Top five things to do in Lumbini


lumbini

Lumbini, located in the Rupandehi district of Southern Nepal, is the historic birthplace of Lord Gautam Buddha. He was born as an heir to the throne to King Sudhodhana and Queen Maya Devi during the fifth century. Today, the main site is known as Lumbini Development Zone and is sealed in by a perimeter fence. It is the most important, religious, and significant site to more than 500 Buddhist people all over the world. And rightfully, this place won’t disappoint you. From exploring the myriad of international monuments to exploring the relics of a fallen kingdom to joining a mediation class, you can do and see everything you’re hoping for. Here is our list of top five things to do in Lumbini.

Explore 25 international monasteries

As a homage to Buddha’s birthplace, more than 25 countries have constructed a monastery distinct to their own architectural style, beliefs, and history. Each monastery is very unique from the other, but all of them blend architectural magnificence with spiritual elements. For instance, Thailand’s Royal Thai Buddhist Monastery is a superlative war-style monastery made with gleaming white marbles. Similarly, the Myanmar Golden Temple is a stunning, golden comcob-shaped Shikhara that is inspired by the temples of Bagan. Even a day might be enough to behold and appreciate the beauty and splendor of all 25 monasteries.

Visit relics of ancient kingdom at Tilaurakot

Just 29 kilometers west of Lumbini, Tilaurakot is the “identified” historical site of Kapilvastu, where Buddha spent first 20 years of his life. The holy site is located in a peaceful and quiet meadow on the banks of Banganga River. You can explore the foundations of the historic and large residential compound from Buddha’s time. There is also a beautiful shrine nearby with numerous carved pachyderms, dedicated to Buddha’s mother Maya Devi. There is also a museum at the last turn-off to Tilaurakot which showcases some of the ancient artefacts and articles found at the site.
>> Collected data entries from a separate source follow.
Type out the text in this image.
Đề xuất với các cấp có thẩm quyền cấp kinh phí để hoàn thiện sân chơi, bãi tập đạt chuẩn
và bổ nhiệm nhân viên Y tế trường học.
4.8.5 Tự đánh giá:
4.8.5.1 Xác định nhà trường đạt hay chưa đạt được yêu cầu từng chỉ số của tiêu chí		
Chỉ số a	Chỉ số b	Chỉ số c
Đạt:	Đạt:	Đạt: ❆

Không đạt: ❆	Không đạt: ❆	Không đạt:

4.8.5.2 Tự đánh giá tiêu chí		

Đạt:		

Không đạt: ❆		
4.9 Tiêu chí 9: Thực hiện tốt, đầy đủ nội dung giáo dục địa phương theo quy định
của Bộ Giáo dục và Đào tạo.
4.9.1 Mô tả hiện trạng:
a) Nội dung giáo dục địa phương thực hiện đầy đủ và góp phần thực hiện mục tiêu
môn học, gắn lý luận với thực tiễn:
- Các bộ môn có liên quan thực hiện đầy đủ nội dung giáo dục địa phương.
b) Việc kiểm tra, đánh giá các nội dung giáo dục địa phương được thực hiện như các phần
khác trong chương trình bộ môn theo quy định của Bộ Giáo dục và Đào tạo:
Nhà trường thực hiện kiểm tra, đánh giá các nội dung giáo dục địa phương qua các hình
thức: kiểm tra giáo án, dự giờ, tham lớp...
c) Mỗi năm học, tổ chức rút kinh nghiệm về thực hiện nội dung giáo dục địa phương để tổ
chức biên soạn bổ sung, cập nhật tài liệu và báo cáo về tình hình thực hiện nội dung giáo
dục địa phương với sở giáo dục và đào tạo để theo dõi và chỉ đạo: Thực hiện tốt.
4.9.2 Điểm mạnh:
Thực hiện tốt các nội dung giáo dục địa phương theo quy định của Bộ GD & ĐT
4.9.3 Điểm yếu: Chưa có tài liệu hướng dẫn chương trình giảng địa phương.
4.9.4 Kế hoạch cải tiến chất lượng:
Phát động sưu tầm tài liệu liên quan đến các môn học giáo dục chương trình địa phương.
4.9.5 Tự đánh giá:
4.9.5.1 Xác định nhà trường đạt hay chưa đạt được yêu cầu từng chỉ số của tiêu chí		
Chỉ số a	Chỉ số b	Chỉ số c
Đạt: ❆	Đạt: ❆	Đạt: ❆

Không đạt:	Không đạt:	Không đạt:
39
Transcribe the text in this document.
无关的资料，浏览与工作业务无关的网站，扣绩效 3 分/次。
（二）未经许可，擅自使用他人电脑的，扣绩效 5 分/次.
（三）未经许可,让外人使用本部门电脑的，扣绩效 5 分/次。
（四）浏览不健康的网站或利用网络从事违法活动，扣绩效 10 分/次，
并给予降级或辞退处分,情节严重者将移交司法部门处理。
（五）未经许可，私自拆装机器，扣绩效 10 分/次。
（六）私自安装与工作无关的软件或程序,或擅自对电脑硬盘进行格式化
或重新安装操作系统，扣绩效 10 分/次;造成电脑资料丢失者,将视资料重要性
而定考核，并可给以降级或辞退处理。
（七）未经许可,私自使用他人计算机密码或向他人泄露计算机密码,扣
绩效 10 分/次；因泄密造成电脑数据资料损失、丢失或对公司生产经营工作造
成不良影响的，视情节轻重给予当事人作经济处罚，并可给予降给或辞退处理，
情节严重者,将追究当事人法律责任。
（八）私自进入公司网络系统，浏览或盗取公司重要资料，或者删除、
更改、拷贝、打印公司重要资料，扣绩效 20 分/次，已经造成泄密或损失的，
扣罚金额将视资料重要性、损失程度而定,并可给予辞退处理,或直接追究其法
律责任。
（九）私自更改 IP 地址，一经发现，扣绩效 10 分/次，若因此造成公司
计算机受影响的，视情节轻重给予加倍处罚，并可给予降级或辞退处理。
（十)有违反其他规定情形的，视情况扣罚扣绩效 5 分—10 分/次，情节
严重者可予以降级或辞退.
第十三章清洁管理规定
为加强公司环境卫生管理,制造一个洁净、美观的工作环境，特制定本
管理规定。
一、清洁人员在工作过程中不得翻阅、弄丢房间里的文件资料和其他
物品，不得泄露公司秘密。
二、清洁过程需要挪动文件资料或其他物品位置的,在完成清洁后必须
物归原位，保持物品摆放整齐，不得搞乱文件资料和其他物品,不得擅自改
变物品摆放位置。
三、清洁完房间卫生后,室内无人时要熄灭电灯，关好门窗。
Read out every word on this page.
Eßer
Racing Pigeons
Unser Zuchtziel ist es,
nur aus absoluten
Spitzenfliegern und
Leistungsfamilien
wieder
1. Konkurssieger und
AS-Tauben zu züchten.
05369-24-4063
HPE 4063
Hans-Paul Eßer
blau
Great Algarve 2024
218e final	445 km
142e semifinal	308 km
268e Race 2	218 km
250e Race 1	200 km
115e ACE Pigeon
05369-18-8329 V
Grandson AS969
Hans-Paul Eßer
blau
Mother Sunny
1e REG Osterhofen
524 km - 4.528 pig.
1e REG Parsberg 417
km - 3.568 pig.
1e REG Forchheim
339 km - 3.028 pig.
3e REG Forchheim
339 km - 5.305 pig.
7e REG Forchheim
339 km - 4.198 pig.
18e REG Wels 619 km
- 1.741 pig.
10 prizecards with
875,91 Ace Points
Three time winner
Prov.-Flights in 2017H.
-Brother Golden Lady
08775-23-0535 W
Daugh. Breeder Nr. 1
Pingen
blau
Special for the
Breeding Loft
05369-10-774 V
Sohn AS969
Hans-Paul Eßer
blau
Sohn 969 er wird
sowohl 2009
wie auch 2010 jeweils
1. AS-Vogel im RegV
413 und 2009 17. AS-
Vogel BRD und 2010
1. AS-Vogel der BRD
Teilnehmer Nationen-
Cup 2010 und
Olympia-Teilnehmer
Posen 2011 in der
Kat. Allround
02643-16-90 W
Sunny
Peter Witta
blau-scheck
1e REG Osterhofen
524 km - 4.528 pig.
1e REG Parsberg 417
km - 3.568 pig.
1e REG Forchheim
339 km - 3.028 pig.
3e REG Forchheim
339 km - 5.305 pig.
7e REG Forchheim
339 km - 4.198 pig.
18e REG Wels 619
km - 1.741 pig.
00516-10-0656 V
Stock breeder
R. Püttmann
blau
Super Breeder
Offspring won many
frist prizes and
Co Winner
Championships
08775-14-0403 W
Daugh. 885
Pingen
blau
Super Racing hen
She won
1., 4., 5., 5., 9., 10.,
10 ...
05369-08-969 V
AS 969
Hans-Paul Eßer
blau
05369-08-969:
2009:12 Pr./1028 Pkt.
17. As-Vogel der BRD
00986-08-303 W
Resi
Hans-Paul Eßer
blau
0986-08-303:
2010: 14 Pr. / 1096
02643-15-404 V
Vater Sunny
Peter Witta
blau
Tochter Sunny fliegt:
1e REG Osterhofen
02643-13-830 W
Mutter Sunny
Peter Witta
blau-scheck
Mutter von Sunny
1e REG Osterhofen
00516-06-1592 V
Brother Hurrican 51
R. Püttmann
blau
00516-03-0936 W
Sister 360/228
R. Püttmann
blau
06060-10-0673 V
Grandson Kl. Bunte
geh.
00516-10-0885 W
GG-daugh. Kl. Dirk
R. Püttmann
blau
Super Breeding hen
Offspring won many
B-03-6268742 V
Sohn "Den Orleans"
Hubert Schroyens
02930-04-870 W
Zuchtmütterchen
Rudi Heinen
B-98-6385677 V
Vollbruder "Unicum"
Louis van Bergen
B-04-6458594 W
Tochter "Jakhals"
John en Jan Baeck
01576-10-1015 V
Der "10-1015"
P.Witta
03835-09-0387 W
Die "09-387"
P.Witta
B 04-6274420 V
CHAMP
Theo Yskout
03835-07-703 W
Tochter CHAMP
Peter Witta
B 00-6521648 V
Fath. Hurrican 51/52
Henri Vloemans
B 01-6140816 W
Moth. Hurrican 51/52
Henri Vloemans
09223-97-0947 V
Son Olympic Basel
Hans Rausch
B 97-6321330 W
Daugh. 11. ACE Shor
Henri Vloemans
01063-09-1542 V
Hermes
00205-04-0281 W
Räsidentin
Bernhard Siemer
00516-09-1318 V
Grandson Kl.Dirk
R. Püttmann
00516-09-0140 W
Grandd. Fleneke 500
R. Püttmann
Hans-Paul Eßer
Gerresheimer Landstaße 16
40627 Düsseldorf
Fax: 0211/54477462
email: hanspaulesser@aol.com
There is also a new and bigger museum building that is very close to completion.

Explore the villages on a two-wheeler

If you want to get under the skin of any place, visit its villages, not towns. Same is the case for Lumbini. Rental two-wheeler is the best way for sightseeing the entire area in short time. Rickshaws, bicycles, and motorcycles are readily available near the main Lumbini site. The roads are generously wide and flat, the weather is sunny and bright, and the traffic is minimal. You will get to see ancient agriculture methods in practice, interact with the locals, and traverse through mustard and rice farms. You can rent the vehicles in an hourly or a daily basis for very less price. Thus, it is cheap, fun, and safe.

Sign up for a meditation class

It is the 21st century and everyone is living in the fast lane. It is very rare for any destination to provide the escape but also a spiritual revelation at the same time. Most of us have tried and discontinued meditation at some point, but when you’re at the very birthplace of Buddha himself, the vicinity itself will motivate you to try medidation once again. There are several meditation centers run by Buddhist monks like the Panditarama Vipassana Center. You can sign up for any one of the flexible packages and meditate under the guidance of these seasoned teachers. You will even learn several techniques and teachings to take back home with you.

Visit Maya Devi temple

Exploring the Maya Devi temple is definitely the most enriching of all the things to experience in Lumbini. The plain and white exterior is nothing too impressive, but on the inside, it houses the centuries-old mark stone of Buddha’s birthplace. Moreover, the building is housed within the remains of Buddha’s exact birthplace. There are ruins ranging from 2nd to 7th century, and there is a pond nearby where Buddha’s mom took a bath after giving birth. There are also seven engrained steps which are believed to be Buddha’s as he walked right after being born. There is an eternal flame, a historic pillar by emperor Ashoka, a Bodhi tree laden in prayer flags, and so much more!